Just as LaBruce’s scrawny, hangover aesthetics challenge the conventions of gay porn’s Wonder Bread desire, his newly adroit camera unsettles narrative assumptions. A dense weave of self-reflexive interviews, cynical vignettes, and outrageous cameos by “Kids In The Hall” Scott Thompson and drag goddess Vaginal Creme Davis – along with moments stolen almost verbatim from films like Fellini’s 8 1/2 and Perry’s Play It As It Lays – Super 8 1/2 still manages enough rude sex to keep the whole unruly narrative in your face.

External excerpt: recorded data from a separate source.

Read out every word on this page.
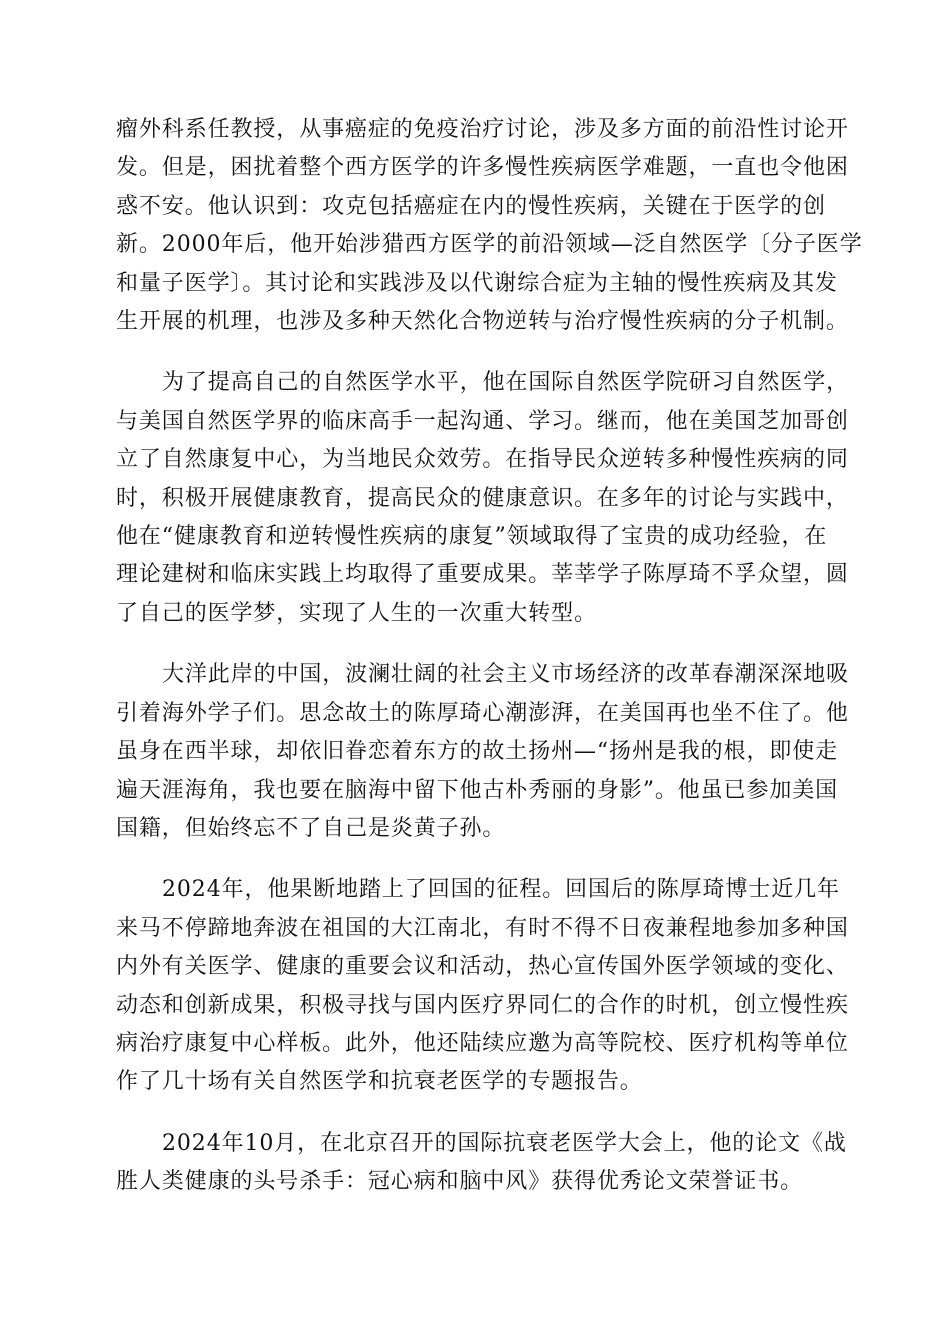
瘤外科系任教授，从事癌症的免疫治疗讨论，涉及多方面的前沿性讨论开
发。但是，困扰着整个西方医学的许多慢性疾病医学难题，一直也令他困
惑不安。他认识到：攻克包括癌症在内的慢性疾病，关键在于医学的创
新。2000年后，他开始涉猎西方医学的前沿领域—泛自然医学〔分子医学
和量子医学〕。其讨论和实践涉及以代谢综合症为主轴的慢性疾病及其发
生开展的机理，也涉及多种天然化合物逆转与治疗慢性疾病的分子机制。

为了提高自己的自然医学水平，他在国际自然医学院研习自然医学，
与美国自然医学界的临床高手一起沟通、学习。继而，他在美国芝加哥创
立了自然康复中心，为当地民众效劳。在指导民众逆转多种慢性疾病的同
时，积极开展健康教育，提高民众的健康意识。在多年的讨论与实践中，
他在“健康教育和逆转慢性疾病的康复”领域取得了宝贵的成功经验，在
理论建树和临床实践上均取得了重要成果。莘莘学子陈厚琦不孚众望，圆
了自己的医学梦，实现了人生的一次重大转型。

大洋此岸的中国，波澜壮阔的社会主义市场经济的改革春潮深深地吸
引着海外学子们。思念故土的陈厚琦心潮澎湃，在美国再也坐不住了。他
虽身在西半球，却依旧眷恋着东方的故土扬州—“扬州是我的根，即使走
遍天涯海角，我也要在脑海中留下他古朴秀丽的身影”。他虽已参加美国
国籍，但始终忘不了自己是炎黄子孙。

2024年，他果断地踏上了回国的征程。回国后的陈厚琦博士近几年
来马不停蹄地奔波在祖国的大江南北，有时不得不日夜兼程地参加多种国
内外有关医学、健康的重要会议和活动，热心宣传国外医学领域的变化、
动态和创新成果，积极寻找与国内医疗界同仁的合作的时机，创立慢性疾
病治疗康复中心样板。此外，他还陆续应邀为高等院校、医疗机构等单位
作了几十场有关自然医学和抗衰老医学的专题报告。

2024年10月，在北京召开的国际抗衰老医学大会上，他的论文《战
胜人类健康的头号杀手：冠心病和脑中风》获得优秀论文荣誉证书。
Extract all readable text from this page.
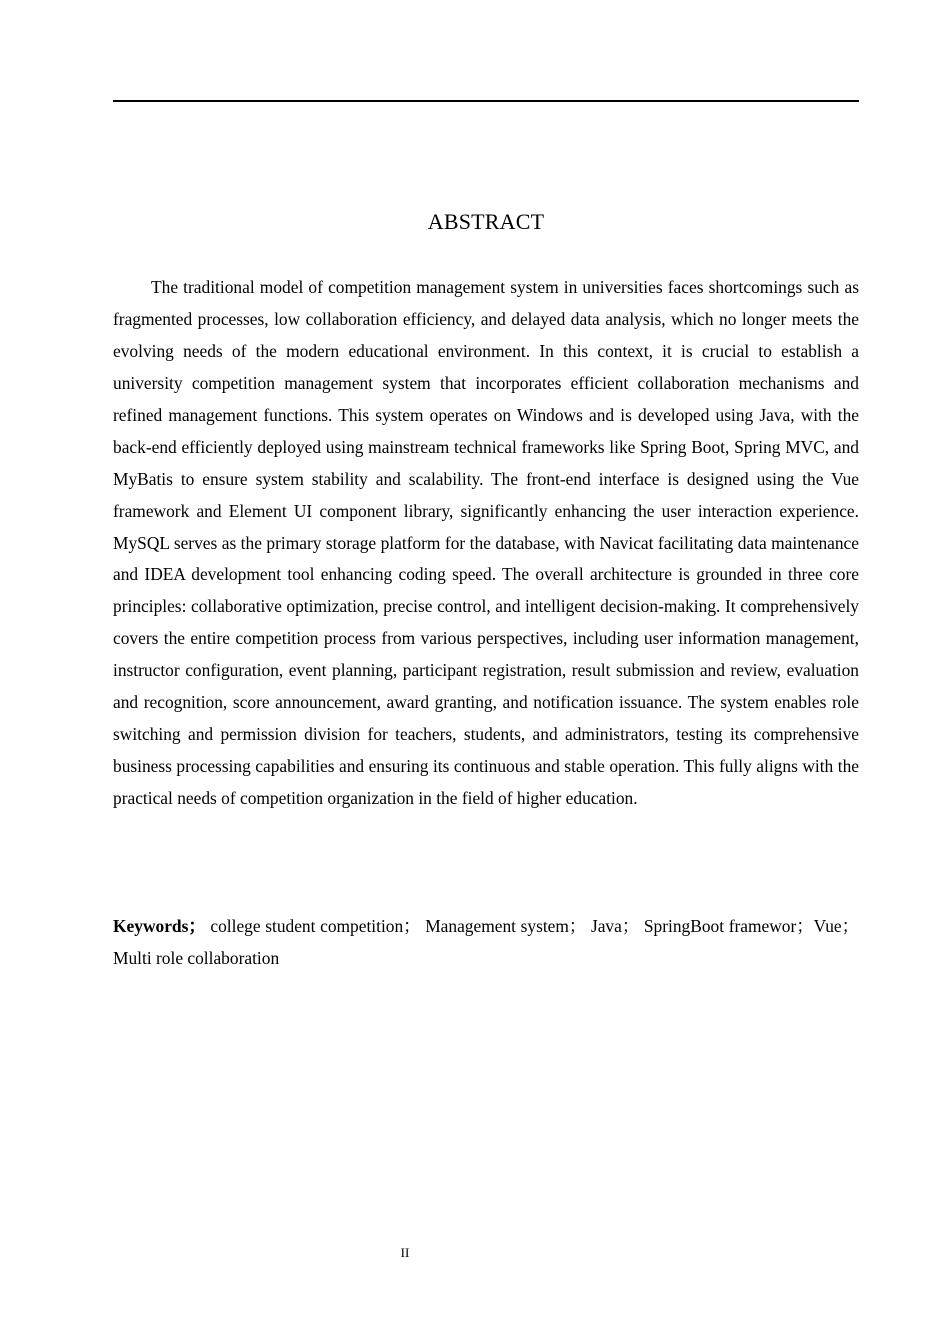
ABSTRACT

The traditional model of competition management system in universities faces shortcomings such as fragmented processes, low collaboration efficiency, and delayed data analysis, which no longer meets the evolving needs of the modern educational environment. In this context, it is crucial to establish a university competition management system that incorporates efficient collaboration mechanisms and refined management functions. This system operates on Windows and is developed using Java, with the back-end efficiently deployed using mainstream technical frameworks like Spring Boot, Spring MVC, and MyBatis to ensure system stability and scalability. The front-end interface is designed using the Vue framework and Element UI component library, significantly enhancing the user interaction experience. MySQL serves as the primary storage platform for the database, with Navicat facilitating data maintenance and IDEA development tool enhancing coding speed. The overall architecture is grounded in three core principles: collaborative optimization, precise control, and intelligent decision-making. It comprehensively covers the entire competition process from various perspectives, including user information management, instructor configuration, event planning, participant registration, result submission and review, evaluation and recognition, score announcement, award granting, and notification issuance. The system enables role switching and permission division for teachers, students, and administrators, testing its comprehensive business processing capabilities and ensuring its continuous and stable operation. This fully aligns with the practical needs of competition organization in the field of higher education.

Keywords； college student competition； Management system； Java； SpringBoot framewor；Vue；Multi role collaboration

II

watch also: The Raspberry Reich (2004)

*Bruce LaBruce is a Toronto based filmmaker, writer, director, photographer, and artist. He began his career in the mid eighties making a series of short experimental super 8 films and co-editing a punk fanzine called J.D.s, which begat the queercore movement. He has directed and starred in three feature length movies, “No Skin Off My Ass” (1991), “Super 8 1/2” (1994), and “Hustler White” (1996). More recently he has directed two art/porn features, “Skin Flick” (2000)(hardcore version: “Skin Gang”) and “The Raspberry Reich” (2004)(hardcore version: “The Revolution Is My Boyfriend”), and the independent feature “Otto; or, Up with Dead People” (2008). After premiering at Sundance and Berlin, “The Raspberry Reich” took off on the international film festival circuit, playing at over 150 festivals, including the Istanbul, Guadalajara, and Rio de Janeiro International Film Festivals. He was also honoured with retrospectives at the end of ’05 at the Madrid and Hong Kong Gay and Lesbian Film Festivals. “Otto; or, Up with Dead People” also debuted at Sundance and Berlin and played at over 150 film festivals, culminating in a screening at MoMA in New York City in November of 2008. His new film, L.A. Zombie, starring French star Francois Sagat, premiered in competition at the Locarno International Film Festival in August, 2010. It will have it’s French premier at the L’Etrange Film Festival in Paris and its North American premier at the Toronto International Film Festival in Septemer. 2010. The hardcore version, L.A. Zombie Hardcore, will be released at Halloween, 2010.